The latest proposal to save Lake Mead solves nothing, long-term.
Its success relies on the premise that farmers, cities and tribes in Arizona, California and Nevada will volunteer, rather than being forced, to temporarily stop using significantly more Colorado River water than they have before.
Most of that saved water will come at a price.
And if the proposal works as envisioned, it would simply stabilize Lake Mead until the current rules to operate the lake expire at the end of 2026.
Essentially, buying us time.
Plan would front-load water in Lake Mead
It may not be the best way to spend an estimated $1.2 billion in federal cash.
But it may be the best deal to move us forward.
If we can stabilize Lake Mead, even temporarily, the hope is that will free time to focus on a parallel process setting rules for the next 20 years.
Rules that could more permanently ensure we don’t use more water than the river produces.
Arizona, California and Nevada are proposing to voluntarily save at least 3 million acre-feet of water in Lake Mead through 2026, over and above any other water cuts to which we’ve previously agreed.
That’s enough over three years to cover the entire city of Phoenix in more than 9 feet of water.
Half of that would be offered up by the end of 2024, which should create more protection than if an equal amount were saved each year.
It could do as well as mandatory cuts
No one’s signed off on this deal.
But the seven Colorado River basin states like it enough to ask that it be included in the options the feds are considering to protect Lake Mead and the upstream Lake Powell from reaching dangerously low levels.
Doing so would suspend the May 30 public comment deadline on the draft plan and likely delay a final decision for months.
But presuming that additional modeling confirms what many believe — that a voluntary deal could prop up the lakes as well or better than the current alternatives, which rely on mandatory cuts — it seems unlikely that anyone would try to tank what the states negotiated.
Another view:This water fight could get aggressive.
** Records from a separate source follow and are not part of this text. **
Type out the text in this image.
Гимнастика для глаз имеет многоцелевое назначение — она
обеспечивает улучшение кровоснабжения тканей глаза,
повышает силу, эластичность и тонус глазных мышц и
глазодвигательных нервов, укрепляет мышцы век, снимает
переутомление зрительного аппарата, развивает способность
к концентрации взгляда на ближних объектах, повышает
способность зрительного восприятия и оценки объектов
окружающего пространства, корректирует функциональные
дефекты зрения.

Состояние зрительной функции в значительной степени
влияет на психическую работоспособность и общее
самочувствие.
And ugly
Particularly considering that a voluntary option would wipe out the very real possibility of this thing winding up in court, with bitterly fought lawsuits tying up any meaningful action on the Colorado River for who knows how long.
If that’s the case, a voluntary deal would put us in a far better place to negotiate more permanent solutions for the 40 million of us (and growing) that rely on the Colorado River.
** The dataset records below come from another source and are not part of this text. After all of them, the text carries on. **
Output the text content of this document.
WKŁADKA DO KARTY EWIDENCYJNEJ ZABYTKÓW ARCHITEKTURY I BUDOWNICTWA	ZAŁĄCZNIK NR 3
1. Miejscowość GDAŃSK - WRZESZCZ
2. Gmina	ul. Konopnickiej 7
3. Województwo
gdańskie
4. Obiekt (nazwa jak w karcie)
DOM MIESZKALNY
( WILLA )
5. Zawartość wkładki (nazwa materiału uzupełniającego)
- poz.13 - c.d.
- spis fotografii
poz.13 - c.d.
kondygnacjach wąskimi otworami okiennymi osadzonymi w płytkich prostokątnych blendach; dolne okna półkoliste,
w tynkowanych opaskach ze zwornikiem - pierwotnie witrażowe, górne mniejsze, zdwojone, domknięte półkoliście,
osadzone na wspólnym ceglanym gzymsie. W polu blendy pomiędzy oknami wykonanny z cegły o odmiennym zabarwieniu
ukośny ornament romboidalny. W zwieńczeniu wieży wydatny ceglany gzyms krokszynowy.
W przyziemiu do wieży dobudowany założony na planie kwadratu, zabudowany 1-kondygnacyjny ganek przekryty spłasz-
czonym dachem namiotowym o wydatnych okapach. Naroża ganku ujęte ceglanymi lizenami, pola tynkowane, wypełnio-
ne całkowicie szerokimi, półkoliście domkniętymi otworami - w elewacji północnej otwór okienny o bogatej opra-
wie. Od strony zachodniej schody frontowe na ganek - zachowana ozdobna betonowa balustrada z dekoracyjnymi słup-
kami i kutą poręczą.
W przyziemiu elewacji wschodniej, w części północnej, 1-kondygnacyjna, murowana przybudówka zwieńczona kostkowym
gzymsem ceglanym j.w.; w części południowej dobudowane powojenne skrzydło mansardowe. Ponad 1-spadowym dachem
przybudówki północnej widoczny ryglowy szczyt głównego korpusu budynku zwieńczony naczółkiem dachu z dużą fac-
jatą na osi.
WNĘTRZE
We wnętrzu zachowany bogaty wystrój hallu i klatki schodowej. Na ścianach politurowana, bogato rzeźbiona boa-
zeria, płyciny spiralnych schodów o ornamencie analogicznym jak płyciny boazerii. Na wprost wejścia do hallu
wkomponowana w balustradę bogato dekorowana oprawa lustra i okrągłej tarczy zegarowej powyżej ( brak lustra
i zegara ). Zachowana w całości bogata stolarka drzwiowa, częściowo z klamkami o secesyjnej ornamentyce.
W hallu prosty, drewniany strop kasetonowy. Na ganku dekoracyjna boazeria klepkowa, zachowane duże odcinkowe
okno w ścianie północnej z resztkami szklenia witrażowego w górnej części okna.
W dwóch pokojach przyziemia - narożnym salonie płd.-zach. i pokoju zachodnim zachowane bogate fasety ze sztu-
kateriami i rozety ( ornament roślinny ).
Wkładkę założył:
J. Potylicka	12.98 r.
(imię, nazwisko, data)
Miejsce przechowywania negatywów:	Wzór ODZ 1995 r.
Proposal includes an important fail-safe
But what if this latest proposal fails to protect Lake Mead?
Maybe water users don’t volunteer the full 3 million acre-feet. Or perhaps the hydrology changes and the lakes begin to plummet even with additional water saved (hey, it’s happened before).
States would have 45 days to come up with a plan to do more once Lake Mead was forecast to hit 1,025 feet of elevation.
And if they fail, the feds could then act unilaterally to protect Lake Mead from plummeting below 1,000 feet.
How? Good question. As with everything, the devil’s in the details, which are still taking shape.
But that could be an important fail-safe.
Is it ideal? No. But can we live with it?
Will it absolve the fights that have gummed up negotiations for months?
No. It’s only a matter of time before they resurface.
But major water deals these days aren’t about what we like. Or even what we want.
They’re about what we can live with.
If voluntary action can keep Lake Mead healthy enough, so we’re not constantly triaging its day-to-day care, maybe we can finally start formulating a plan for its long-term recovery.
That should not only be the goal of whatever happens next, but the expectation.